McMaster researchers have indeed developed a simple as well as a highly novel form of computing by shining patterned bands of light and shadow through different facets of a polymer cube and also reading the combined results that do tend to emerge.
Nature inspires a novel new form of computing, using light
The material in the cube does read and react intuitively to the light in much the same way a plant would turn to the sun, or a cuttlefish would change the color of its respective skin.
The researchers are rather graduate students in chemistry who have supervised by Kalaichelvi Saravanamuttu, an associate professor of chemistry and chemical biology whose lab focuses on ideas inspired by natural biological systems.
The researchers were indeed able to use their new process to perform simple addition and also subtraction questions. These are autonomous materials that do respond to stimuli and do intelligent operations. One is indeed very excited to be able to do addition and subtraction in such a manner and one is also thinking of ways to do other computational functions.
The researchers have published in the journal Nature Communications, represents a completely new form of computing, one they do say holds the promise of the complex as well as useful functions yet to be imagined, possibly organized along with the structures of neural networks.
The form of computing is indeed highly localized, needs no power source and does operate completely within the visible spectrum.

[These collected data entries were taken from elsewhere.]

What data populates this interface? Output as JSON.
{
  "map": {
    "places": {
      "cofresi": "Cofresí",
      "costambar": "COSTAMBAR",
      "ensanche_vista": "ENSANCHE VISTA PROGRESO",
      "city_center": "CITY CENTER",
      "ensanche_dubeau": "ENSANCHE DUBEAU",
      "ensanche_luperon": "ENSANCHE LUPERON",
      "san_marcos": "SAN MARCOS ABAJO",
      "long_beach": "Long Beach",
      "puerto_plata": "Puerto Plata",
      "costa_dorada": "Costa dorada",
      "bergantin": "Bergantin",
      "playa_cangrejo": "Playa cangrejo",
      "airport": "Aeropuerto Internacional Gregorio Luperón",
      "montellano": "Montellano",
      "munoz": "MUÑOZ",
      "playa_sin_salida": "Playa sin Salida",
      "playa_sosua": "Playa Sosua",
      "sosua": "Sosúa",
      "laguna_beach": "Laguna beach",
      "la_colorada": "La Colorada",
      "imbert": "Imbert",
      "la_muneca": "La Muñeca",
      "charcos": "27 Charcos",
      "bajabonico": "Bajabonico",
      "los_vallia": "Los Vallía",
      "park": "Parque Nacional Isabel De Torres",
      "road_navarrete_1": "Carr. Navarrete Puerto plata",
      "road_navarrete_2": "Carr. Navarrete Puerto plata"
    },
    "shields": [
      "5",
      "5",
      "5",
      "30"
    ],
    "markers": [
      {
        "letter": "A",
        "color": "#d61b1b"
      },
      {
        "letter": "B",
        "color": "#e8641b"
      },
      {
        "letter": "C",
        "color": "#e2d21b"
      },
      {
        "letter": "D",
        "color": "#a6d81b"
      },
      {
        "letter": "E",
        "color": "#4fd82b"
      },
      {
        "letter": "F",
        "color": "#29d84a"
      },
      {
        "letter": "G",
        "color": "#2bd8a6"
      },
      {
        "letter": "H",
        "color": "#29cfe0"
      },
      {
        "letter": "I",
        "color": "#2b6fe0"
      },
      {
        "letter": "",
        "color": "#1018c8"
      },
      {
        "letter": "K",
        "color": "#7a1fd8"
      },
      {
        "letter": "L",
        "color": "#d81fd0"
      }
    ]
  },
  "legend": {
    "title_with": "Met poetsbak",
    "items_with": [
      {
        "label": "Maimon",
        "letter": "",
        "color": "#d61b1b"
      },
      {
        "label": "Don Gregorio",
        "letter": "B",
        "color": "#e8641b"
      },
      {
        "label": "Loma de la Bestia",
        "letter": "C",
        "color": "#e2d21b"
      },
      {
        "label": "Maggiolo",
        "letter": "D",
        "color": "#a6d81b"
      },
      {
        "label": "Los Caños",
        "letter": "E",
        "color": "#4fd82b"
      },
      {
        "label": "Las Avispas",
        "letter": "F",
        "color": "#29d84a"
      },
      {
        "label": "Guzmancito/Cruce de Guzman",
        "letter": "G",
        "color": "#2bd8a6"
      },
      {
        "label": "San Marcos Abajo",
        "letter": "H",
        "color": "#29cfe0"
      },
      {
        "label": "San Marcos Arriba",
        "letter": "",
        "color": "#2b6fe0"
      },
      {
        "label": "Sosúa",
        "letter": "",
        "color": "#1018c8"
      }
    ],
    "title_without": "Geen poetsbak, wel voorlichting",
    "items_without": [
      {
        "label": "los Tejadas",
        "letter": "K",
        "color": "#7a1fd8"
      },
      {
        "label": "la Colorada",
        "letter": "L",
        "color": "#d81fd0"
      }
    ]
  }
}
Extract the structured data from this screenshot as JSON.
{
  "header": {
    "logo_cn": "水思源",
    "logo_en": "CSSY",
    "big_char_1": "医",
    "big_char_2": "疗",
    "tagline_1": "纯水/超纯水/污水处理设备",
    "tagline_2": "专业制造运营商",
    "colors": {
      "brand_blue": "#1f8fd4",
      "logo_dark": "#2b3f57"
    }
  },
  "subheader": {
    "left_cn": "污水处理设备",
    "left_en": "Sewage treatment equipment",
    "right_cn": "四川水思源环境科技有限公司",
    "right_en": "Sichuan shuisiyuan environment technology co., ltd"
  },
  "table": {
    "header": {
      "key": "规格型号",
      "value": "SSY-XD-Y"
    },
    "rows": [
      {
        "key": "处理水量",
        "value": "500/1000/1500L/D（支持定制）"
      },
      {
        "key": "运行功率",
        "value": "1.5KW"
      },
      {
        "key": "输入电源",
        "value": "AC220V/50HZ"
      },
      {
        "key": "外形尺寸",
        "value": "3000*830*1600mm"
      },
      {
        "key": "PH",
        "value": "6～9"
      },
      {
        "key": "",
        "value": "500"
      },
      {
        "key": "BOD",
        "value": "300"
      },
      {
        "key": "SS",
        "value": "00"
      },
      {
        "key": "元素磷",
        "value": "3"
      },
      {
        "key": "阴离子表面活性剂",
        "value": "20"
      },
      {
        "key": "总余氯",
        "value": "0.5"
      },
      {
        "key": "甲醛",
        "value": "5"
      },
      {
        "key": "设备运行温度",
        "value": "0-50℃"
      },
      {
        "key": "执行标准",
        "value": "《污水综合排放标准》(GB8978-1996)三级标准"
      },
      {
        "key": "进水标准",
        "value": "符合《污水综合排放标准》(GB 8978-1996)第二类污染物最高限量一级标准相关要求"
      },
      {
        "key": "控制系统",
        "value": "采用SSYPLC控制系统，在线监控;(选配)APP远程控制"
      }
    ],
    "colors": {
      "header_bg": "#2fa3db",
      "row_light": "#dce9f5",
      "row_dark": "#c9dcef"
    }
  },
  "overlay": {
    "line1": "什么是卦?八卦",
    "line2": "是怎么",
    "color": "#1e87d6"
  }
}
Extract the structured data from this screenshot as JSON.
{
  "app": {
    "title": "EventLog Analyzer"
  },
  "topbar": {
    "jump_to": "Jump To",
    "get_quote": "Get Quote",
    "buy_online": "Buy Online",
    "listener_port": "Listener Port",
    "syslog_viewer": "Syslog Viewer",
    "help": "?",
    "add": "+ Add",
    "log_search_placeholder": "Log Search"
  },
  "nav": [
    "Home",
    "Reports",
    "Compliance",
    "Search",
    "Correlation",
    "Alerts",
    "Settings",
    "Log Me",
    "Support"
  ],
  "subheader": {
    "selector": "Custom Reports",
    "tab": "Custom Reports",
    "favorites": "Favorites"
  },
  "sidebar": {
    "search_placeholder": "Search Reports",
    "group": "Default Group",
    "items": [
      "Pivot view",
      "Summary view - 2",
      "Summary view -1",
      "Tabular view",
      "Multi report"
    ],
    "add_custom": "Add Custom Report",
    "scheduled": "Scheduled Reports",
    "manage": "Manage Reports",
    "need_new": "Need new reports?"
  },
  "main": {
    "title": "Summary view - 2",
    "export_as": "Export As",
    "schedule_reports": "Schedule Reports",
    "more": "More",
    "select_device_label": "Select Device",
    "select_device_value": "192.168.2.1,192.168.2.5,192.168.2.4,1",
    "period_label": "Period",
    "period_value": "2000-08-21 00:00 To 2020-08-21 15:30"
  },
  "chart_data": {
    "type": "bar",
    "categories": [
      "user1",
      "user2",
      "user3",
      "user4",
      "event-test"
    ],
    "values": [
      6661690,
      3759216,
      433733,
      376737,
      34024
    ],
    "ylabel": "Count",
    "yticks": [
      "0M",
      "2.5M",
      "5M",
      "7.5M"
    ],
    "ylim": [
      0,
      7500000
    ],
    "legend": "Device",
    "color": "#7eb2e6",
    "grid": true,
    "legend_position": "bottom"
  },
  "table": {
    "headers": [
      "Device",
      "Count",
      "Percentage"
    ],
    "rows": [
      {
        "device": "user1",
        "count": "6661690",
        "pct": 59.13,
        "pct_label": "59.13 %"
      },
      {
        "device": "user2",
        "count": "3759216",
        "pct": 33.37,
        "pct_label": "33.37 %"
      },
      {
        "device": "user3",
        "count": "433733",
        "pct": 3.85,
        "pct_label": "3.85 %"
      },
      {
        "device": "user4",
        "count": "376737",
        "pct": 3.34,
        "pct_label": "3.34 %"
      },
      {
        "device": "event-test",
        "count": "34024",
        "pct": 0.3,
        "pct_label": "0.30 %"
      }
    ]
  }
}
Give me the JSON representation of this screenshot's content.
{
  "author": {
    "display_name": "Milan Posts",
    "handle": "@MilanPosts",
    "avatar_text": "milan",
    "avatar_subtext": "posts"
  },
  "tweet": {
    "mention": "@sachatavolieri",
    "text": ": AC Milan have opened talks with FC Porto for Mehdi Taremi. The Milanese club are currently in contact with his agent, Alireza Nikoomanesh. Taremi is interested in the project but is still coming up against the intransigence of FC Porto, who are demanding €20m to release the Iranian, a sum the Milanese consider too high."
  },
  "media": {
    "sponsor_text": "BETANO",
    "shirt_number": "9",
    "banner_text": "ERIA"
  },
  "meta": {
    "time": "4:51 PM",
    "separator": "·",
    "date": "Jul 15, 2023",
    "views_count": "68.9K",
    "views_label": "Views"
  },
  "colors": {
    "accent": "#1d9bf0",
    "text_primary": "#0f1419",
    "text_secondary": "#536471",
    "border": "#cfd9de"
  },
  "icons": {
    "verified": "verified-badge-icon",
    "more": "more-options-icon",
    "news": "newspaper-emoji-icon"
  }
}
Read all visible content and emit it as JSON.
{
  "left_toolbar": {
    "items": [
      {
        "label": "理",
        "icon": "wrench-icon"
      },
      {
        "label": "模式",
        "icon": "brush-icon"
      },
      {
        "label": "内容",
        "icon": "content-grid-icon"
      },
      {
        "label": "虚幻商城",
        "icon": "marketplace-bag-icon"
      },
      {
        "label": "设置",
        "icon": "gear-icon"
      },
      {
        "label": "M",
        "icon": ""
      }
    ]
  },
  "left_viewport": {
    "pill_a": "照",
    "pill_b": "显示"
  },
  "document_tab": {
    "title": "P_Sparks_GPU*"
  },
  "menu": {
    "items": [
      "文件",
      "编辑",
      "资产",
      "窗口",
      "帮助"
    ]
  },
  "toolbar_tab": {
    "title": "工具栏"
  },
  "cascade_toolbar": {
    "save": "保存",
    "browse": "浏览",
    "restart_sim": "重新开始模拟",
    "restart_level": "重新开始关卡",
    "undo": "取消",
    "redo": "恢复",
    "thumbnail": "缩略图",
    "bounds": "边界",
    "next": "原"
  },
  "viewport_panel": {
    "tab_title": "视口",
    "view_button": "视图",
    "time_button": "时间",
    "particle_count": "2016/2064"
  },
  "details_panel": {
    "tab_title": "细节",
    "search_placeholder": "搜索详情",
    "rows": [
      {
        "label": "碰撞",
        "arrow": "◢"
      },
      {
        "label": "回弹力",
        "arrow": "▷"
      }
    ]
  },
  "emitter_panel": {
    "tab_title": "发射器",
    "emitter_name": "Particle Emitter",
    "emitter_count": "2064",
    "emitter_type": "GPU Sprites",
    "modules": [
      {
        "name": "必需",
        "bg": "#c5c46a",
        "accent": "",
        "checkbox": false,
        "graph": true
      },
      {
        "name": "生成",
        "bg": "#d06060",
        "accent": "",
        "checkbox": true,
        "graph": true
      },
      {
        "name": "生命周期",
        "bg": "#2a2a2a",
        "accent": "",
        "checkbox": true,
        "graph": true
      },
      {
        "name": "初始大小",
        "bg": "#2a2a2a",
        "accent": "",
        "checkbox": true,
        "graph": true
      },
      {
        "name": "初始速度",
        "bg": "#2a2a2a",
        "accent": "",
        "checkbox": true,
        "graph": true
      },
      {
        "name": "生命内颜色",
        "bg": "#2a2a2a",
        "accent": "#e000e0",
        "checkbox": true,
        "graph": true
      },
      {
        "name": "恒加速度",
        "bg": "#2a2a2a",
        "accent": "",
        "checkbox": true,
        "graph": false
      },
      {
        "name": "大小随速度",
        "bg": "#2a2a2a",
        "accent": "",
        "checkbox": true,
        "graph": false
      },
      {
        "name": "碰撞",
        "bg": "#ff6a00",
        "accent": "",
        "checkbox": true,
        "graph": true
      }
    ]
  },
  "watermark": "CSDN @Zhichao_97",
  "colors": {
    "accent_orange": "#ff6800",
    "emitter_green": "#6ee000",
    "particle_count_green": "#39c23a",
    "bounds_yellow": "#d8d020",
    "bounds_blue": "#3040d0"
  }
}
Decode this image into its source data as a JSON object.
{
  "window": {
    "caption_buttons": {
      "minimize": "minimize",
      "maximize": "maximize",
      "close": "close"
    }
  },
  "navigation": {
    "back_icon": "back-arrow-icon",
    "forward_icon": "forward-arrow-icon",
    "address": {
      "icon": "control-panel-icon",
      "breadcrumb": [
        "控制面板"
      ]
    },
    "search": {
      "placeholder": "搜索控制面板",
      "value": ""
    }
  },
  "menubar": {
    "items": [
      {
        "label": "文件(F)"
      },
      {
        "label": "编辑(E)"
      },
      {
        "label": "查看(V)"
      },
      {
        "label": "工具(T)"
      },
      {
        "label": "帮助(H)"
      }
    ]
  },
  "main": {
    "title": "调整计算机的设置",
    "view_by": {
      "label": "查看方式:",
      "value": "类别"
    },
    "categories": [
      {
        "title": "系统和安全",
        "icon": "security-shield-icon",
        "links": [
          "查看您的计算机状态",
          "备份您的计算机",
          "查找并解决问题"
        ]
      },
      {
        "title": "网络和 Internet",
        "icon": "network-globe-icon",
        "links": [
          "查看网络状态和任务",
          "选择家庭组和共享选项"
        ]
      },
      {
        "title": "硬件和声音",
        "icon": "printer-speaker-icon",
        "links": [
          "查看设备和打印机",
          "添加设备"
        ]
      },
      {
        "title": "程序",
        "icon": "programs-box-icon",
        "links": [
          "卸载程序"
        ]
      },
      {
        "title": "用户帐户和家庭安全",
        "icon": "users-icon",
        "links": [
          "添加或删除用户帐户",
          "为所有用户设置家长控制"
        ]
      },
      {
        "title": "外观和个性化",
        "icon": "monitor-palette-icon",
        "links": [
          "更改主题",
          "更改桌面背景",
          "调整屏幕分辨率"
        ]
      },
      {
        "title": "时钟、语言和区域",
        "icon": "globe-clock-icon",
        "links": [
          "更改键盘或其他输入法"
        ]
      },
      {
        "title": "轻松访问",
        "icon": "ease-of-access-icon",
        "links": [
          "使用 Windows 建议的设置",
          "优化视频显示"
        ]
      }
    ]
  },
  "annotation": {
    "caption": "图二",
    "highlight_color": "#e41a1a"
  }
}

The technology is part of a branch of chemistry that is referred to as nonlinear dynamics and does make use of materials designed and manufactured to produce specific reactions to light.
A researcher does indeed shine layered stripes of light through the top and sides of a tiny, glass case thus holding the amber-colored polymer, itself roughly the size of a die used in a board game. The polymer does start as a liquid and transforms into a gel in reaction to the given light.
A neutral carrier beam passes through the cube from the back, toward a camera that does read the results, as refracted by the material in the cube, whose components do form spontaneously into thousands of filaments that tend to react to the patterns of light in order to produce a new three-dimensional pattern that does express the outcome.
One does not want to compete with existing computing technologies as one is trying to build materials with more intelligent, sophisticated responses.
Conclusion
Technological progress has indeed made great strides and newer forms of computing have emerged thus making it much easier to use light. Science has progressed well and has facilitated the lives of mankind. Every innovation is meant to make life more easy and comfortable. Nature has been cultivated in order to ensure that lifestyles are convenient and also more modernized.